What are the key results from Sangamo's Phase 1/2 STAAR study for ST-920 in Fabry disease?

The study showed sustained α-Gal A activity for up to 47 months, positive mean eGFR slope indicating improved kidney function, and successful ERT discontinuation in all 18 previously treated patients. The therapy demonstrated a favorable safety profile with mostly mild adverse events.

When does Sangamo (SGMO) expect to submit the BLA for ST-920?

Sangamo expects to submit the Biologics License Application (BLA) for ST-920 to the FDA in the second half of 2025.

How long has ST-920 maintained effectiveness in Fabry disease patients?

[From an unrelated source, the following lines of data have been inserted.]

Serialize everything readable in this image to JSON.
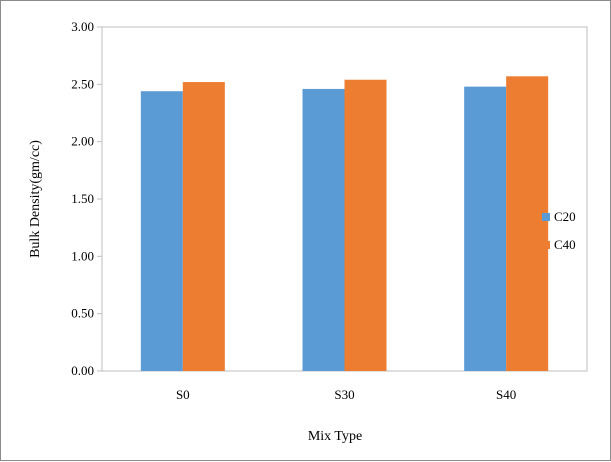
{
  "chart_data": {
    "type": "bar",
    "title": "",
    "xlabel": "Mix Type",
    "ylabel": "Bulk Density(gm/cc)",
    "categories": [
      "S0",
      "S30",
      "S40"
    ],
    "series": [
      {
        "name": "C20",
        "values": [
          2.44,
          2.46,
          2.48
        ],
        "color": "#5b9bd5"
      },
      {
        "name": "C40",
        "values": [
          2.52,
          2.54,
          2.57
        ],
        "color": "#ed7d31"
      }
    ],
    "ylim": [
      0,
      3
    ],
    "yticks": [
      "0.00",
      "0.50",
      "1.00",
      "1.50",
      "2.00",
      "2.50",
      "3.00"
    ],
    "grid": false,
    "legend_position": "right"
  }
}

ST-920 has maintained elevated α-Gal A activity for up to 47 months in the longest-treated patient, and up to 27 months for the longest-treated patient receiving the highest dose.

What is the safety profile of ST-920 in the Phase 1/2 STAAR study?

ST-920 was generally well-tolerated with majority of adverse events being grade 1-2. No liver function test elevations requiring steroids occurred, and no adverse events led to study discontinuation.

How many patients have successfully discontinued ERT after receiving ST-920 (SGMO)?

All 18 patients who began the study on enzyme replacement therapy (ERT) have been withdrawn from and remain off ERT, with stable plasma lyso-Gb3 levels for up to 33 months.